Monday, Apr. 08, 1957
A Quality of Progress
From the site of the fabled Tower of Babel in the south to the remote mountain homes of Kurdish tribesmen in the north, the young (21) King of the ancient land of Iraq traveled last week at the head of a caravan of Cadillacs and Chryslers bearing guests from 13 nations. The purpose of King Feisal's 2,000-mile journey: to show off progress on the second anniversary of Iraq's $1.2 billion, five-year national development program. "The most impressive thing in the Middle East today," glowed U.S. Ambassador Waldemar J. Gallman.
In Baghdad, while thousands of Iraqis gathered to cheer both their King and his astute, farsighted minister, 68-year-old Nuri es-Said,Feisal snipped the royal gold scissors and opened to regular traffic two $4,500,000 bridges across the Tigris. In another quarter of the capital the King dedicated a 1,250-unit housing project which boasts schools, a mosque and "gossip squares," where Iraqis may indulge their favorite national pastime. The housing program's long-range goal: 400,000 dwellings--new roofs for one-third of Iraq's population of 5,000,000.
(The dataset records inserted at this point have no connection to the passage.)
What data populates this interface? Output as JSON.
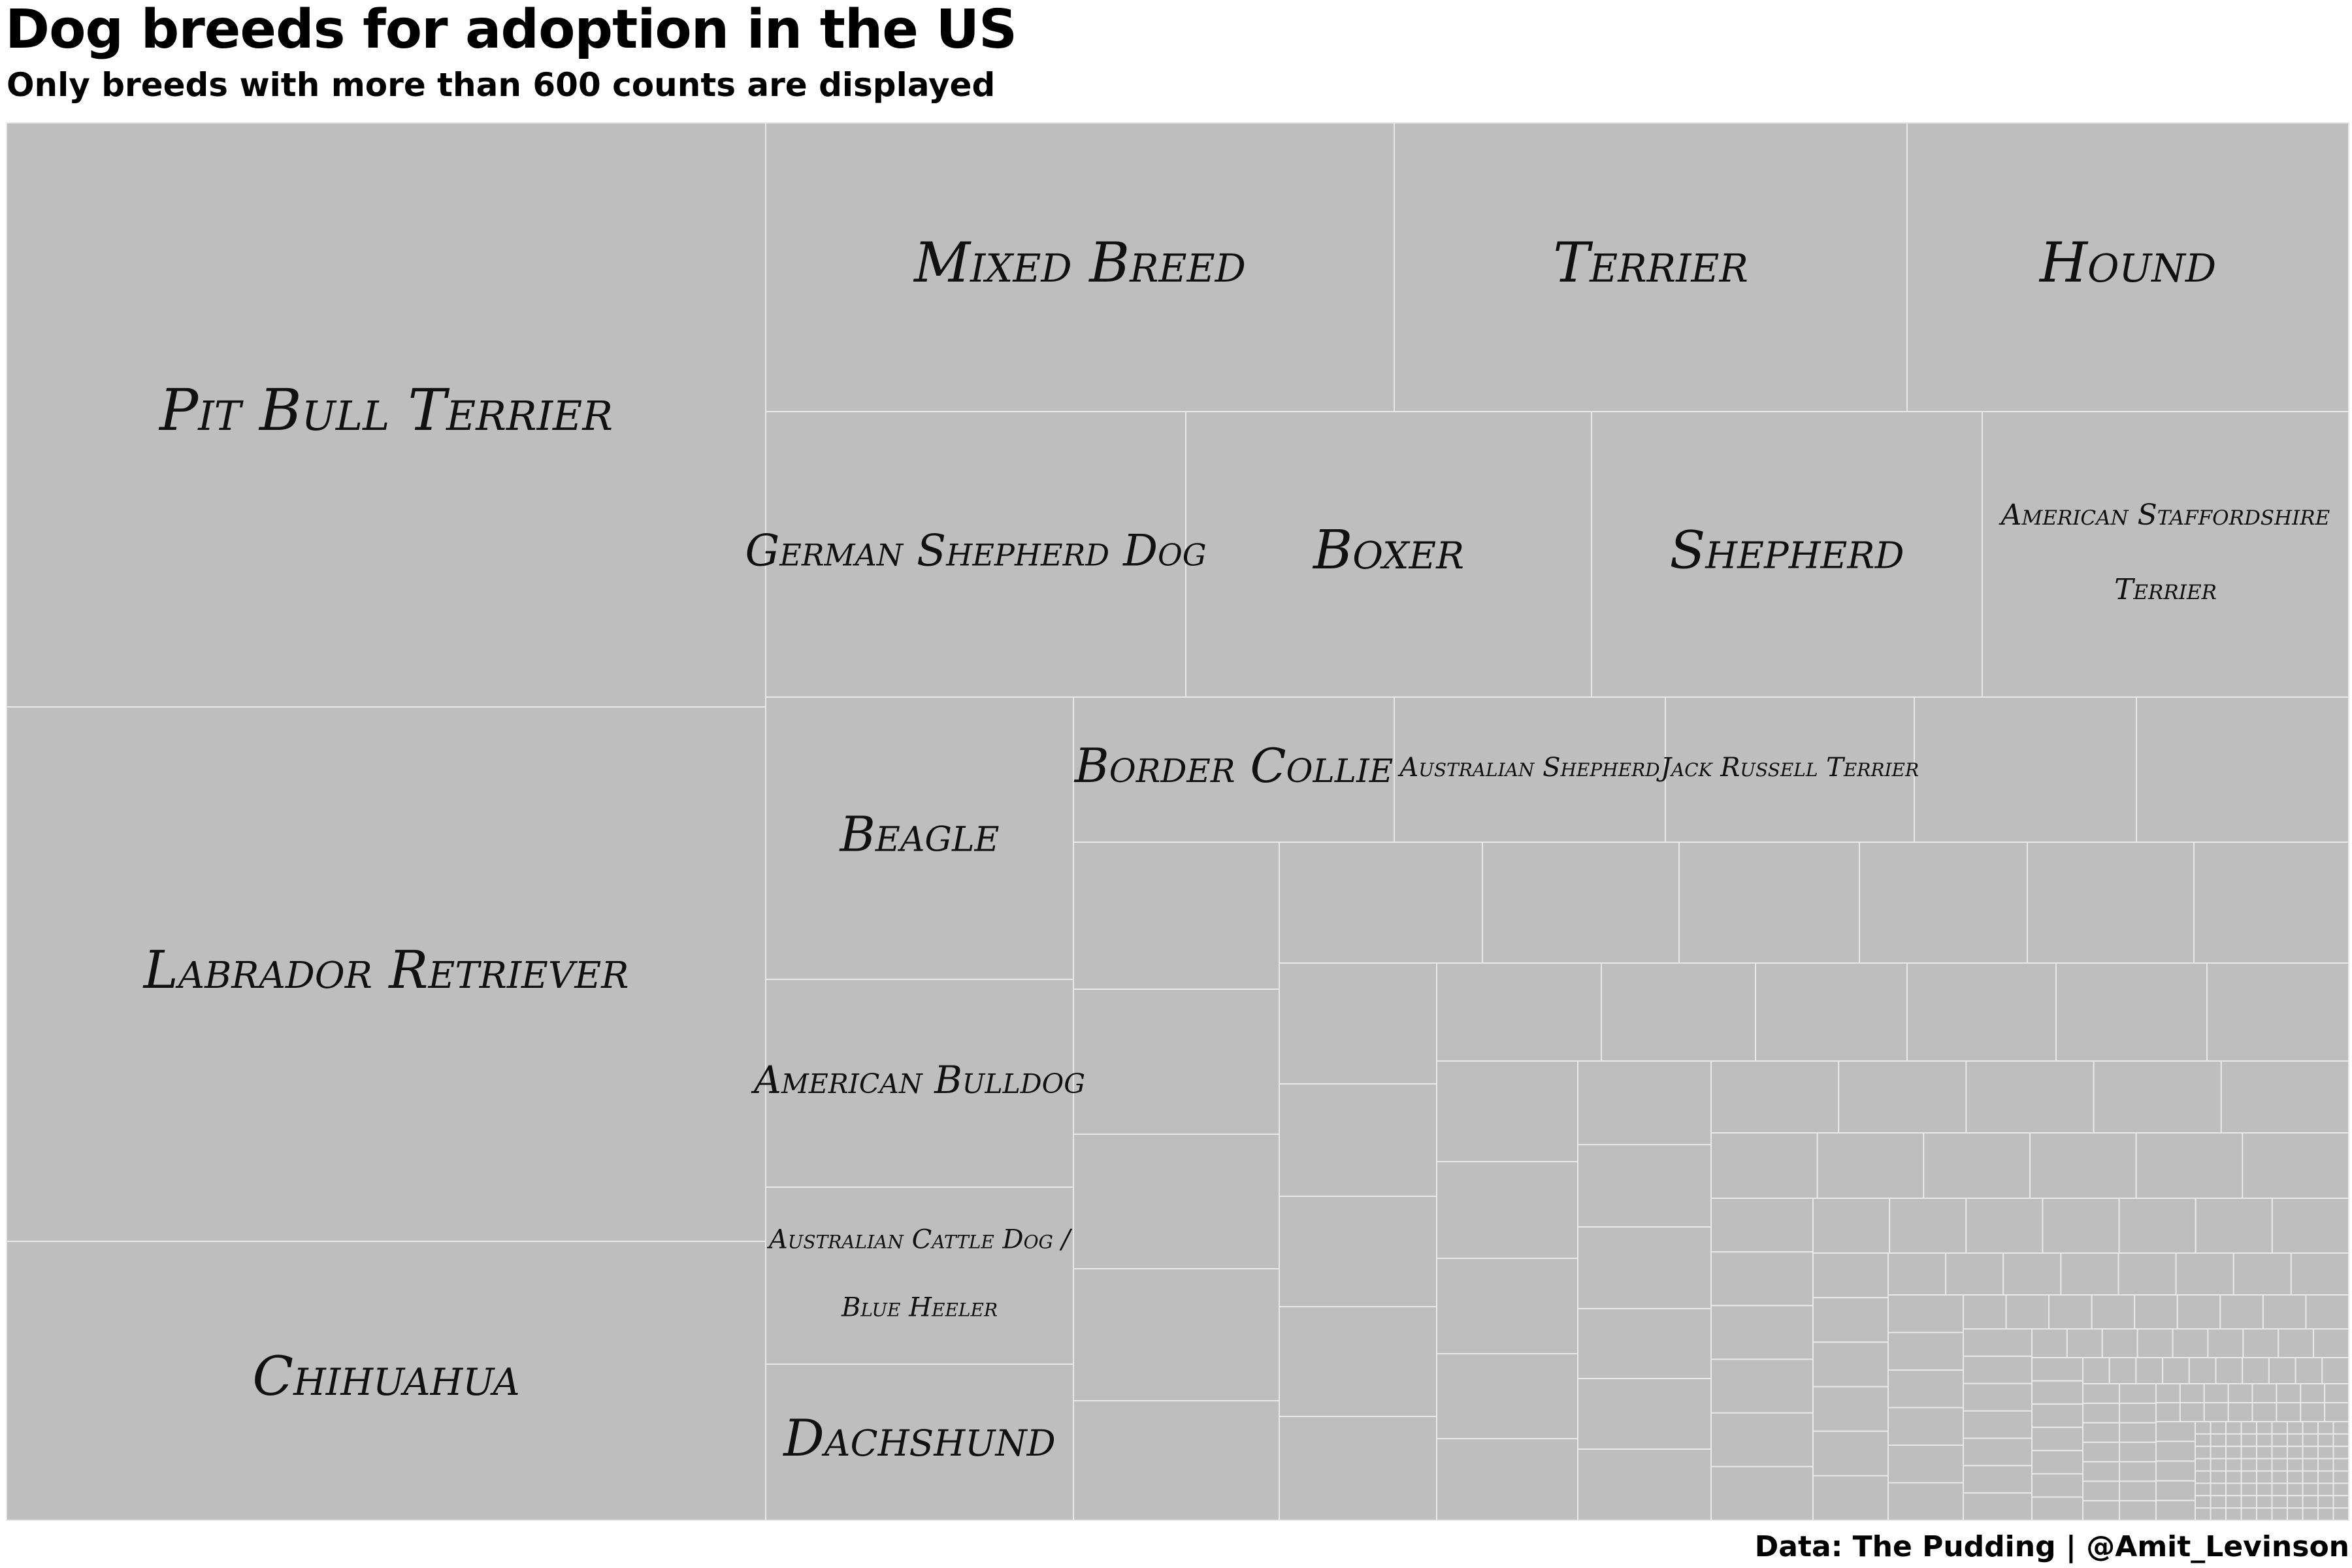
{
  "chart_data": {
    "type": "treemap",
    "title": "Dog breeds for adoption in the US",
    "subtitle": "Only breeds with more than 600 counts are displayed",
    "caption": "Data: The Pudding | @Amit_Levinson",
    "tile_color": "#bebebe",
    "border_color": "#e8e8e8",
    "labeled_breeds": [
      "Pit Bull Terrier",
      "Labrador Retriever",
      "Chihuahua",
      "Mixed Breed",
      "Terrier",
      "Hound",
      "German Shepherd Dog",
      "Boxer",
      "Shepherd",
      [
        "American Staffordshire",
        "Terrier"
      ],
      "Beagle",
      "Border Collie",
      "Australian Shepherd",
      "Jack Russell Terrier",
      "American Bulldog",
      [
        "Australian Cattle Dog /",
        "Blue Heeler"
      ],
      "Dachshund"
    ],
    "values": null
  }
}
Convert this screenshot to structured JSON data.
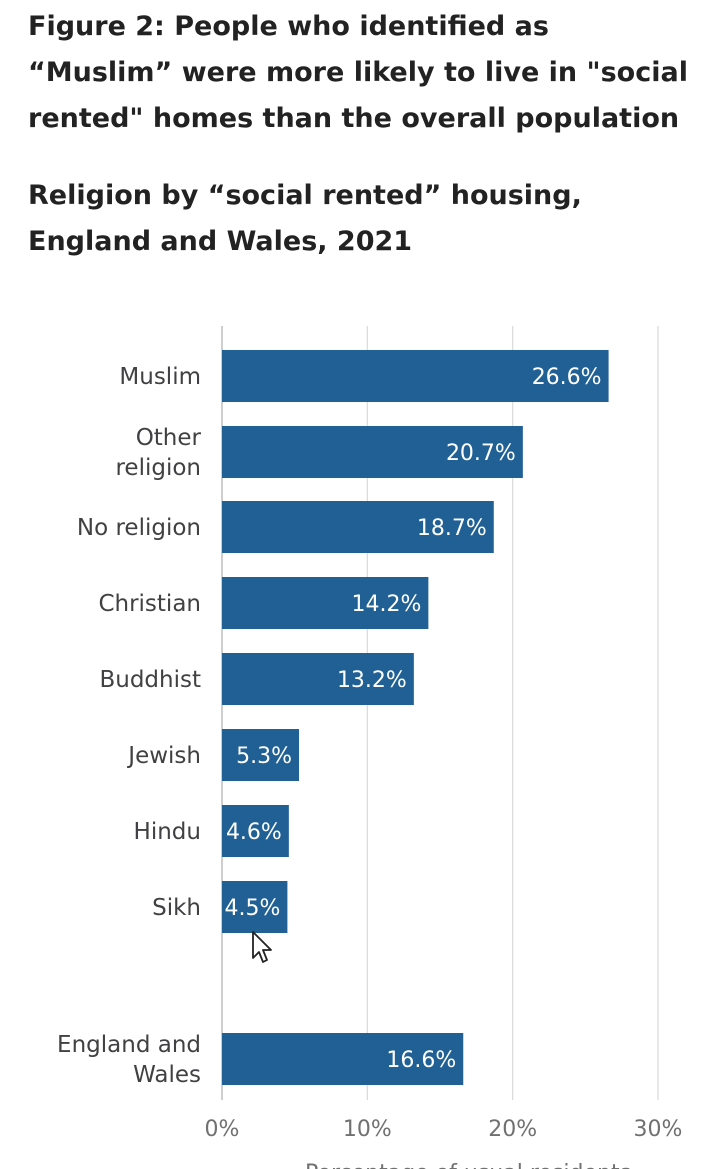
{
  "figure_title_lines": [
    "Figure 2: People who identified as",
    "“Muslim” were more likely to live in \"social",
    "rented\" homes than the overall population"
  ],
  "chart_data": {
    "type": "bar",
    "orientation": "horizontal",
    "title_lines": [
      "Religion by “social rented” housing,",
      "England and Wales, 2021"
    ],
    "categories": [
      [
        "Muslim"
      ],
      [
        "Other",
        "religion"
      ],
      [
        "No religion"
      ],
      [
        "Christian"
      ],
      [
        "Buddhist"
      ],
      [
        "Jewish"
      ],
      [
        "Hindu"
      ],
      [
        "Sikh"
      ],
      [
        "England and",
        "Wales"
      ]
    ],
    "values": [
      26.6,
      20.7,
      18.7,
      14.2,
      13.2,
      5.3,
      4.6,
      4.5,
      16.6
    ],
    "data_labels": [
      "26.6%",
      "20.7%",
      "18.7%",
      "14.2%",
      "13.2%",
      "5.3%",
      "4.6%",
      "4.5%",
      "16.6%"
    ],
    "xlim": [
      0,
      30
    ],
    "x_ticks": [
      0,
      10,
      20,
      30
    ],
    "x_tick_labels": [
      "0%",
      "10%",
      "20%",
      "30%"
    ],
    "xlabel": "Percentage of usual residents",
    "grid": true,
    "bar_color": "#206095",
    "grid_color": "#d9d9d9"
  }
}
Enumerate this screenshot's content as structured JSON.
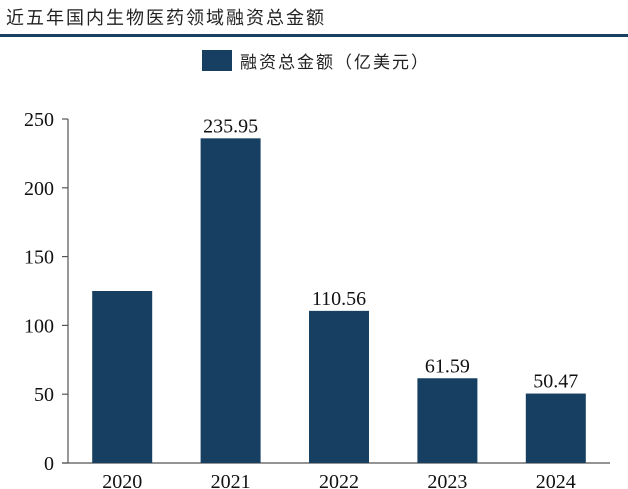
{
  "header": {
    "title": "近五年国内生物医药领域融资总金额"
  },
  "legend": {
    "label": "融资总金额（亿美元）",
    "color": "#173f61"
  },
  "chart_data": {
    "type": "bar",
    "title": "近五年国内生物医药领域融资总金额",
    "categories": [
      "2020",
      "2021",
      "2022",
      "2023",
      "2024"
    ],
    "series": [
      {
        "name": "融资总金额（亿美元）",
        "values": [
          125,
          235.95,
          110.56,
          61.59,
          50.47
        ],
        "data_labels": [
          "",
          "235.95",
          "110.56",
          "61.59",
          "50.47"
        ],
        "color": "#173f61"
      }
    ],
    "xlabel": "",
    "ylabel": "",
    "ylim": [
      0,
      250
    ],
    "yticks": [
      0,
      50,
      100,
      150,
      200,
      250
    ],
    "grid": false,
    "legend_position": "top"
  }
}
No More Slaves. In town after town, Iraqi villagers slit the throats of fatted animals to honor the visiting King. He opened the first 16 miles (Baghdad to Al Mahmudiya) of a projected 1,250-mile roadbuilding program; he dedicated a $12 million, 25,000-spindle textile plant at Mosul, Iraq's second city, which under the program was also receiving a sugar factory, a bridge, a housing project and a new vocational-training school. On a 148,000-acre tract 20 miles from the site of Nebuchadnezzar's Babylon, the young King presented ownership deeds for 40-acre plots of land to 20 landless fellahin. The land transfer was particularly symbolic to Iraqis: it marked the first time the area has been irrigated since Mongol hordes wrecked their elaborate irrigation systems 700 years ago. Gaunt, copper-skinned E'Elawi Aboud was one of the first to receive his deed. "My father, my father's father and I have all worked the same land for the same sheik's family," said E'Elawi Aboud. "The sheik got half the crop and treated us like slaves. Now I hope things will be different."
In Sulaimaniya, stronghold of the often rebellious Kurds, King Feisal directed the lowering of a huge, crane-borne cornerstone into the depth of the mighty gorge on the Little Zab River. When the Dokan Dam is completed, it will control costly floods, irrigate 800,000 acres of now barren land.
Iraq's development program is a daring gamble against time. A whopping 70% of the country's more than $200 million-a-year oil royalties goes to the National Development Board,* headed by Premier Nuri himself, and including on its ten-man board two foreign experts, one American, one British. Its budget is bigger than the government's; the board is vested with massive authority, but it has used it well and sagely. There are complaints of corruption, and of politicking in the allocation of projects to please powerful sheiks, but on balance, Western observers find far more to praise than to blame. It took political courage (and a strong hand) to concentrate on long-range projects rather than on quick handouts in a land where the majority of the people live in mud huts and share the poverty of the Middle East.
"We Aim to Change." "In Iraq today," said a senior Iraqi official, "there is only one source of wealth: oil. We propose to use our oil income while we have it to create other sources of wealth. We aim to change everything. But we propose to do it by evolution, not revolution. Nasser's way is not our way." As the only Arab member of the Baghdad Pact, Iraq is
Nasser's chief rival in the Arab world. What did the program boil down to, a questioner asked: Was it socialism, state capitalism, or what? The official smiled. "We have a good word in Arabic. It is eimar. It means when you finish a house or complete some worthwhile thing, it has a quality of progress. We call our program eimar." Resting overnight in his summer palace at Sarsange, shy, Harrow-educated Feisal found eimar's reception encouraging: "The people seem to feel that we are doing something important for them."
* When the Syrians blew up the Iraqi pipelines to the Mediterranean during the attack on Suez, the program suffered a $700,000-a-day loss of revenue.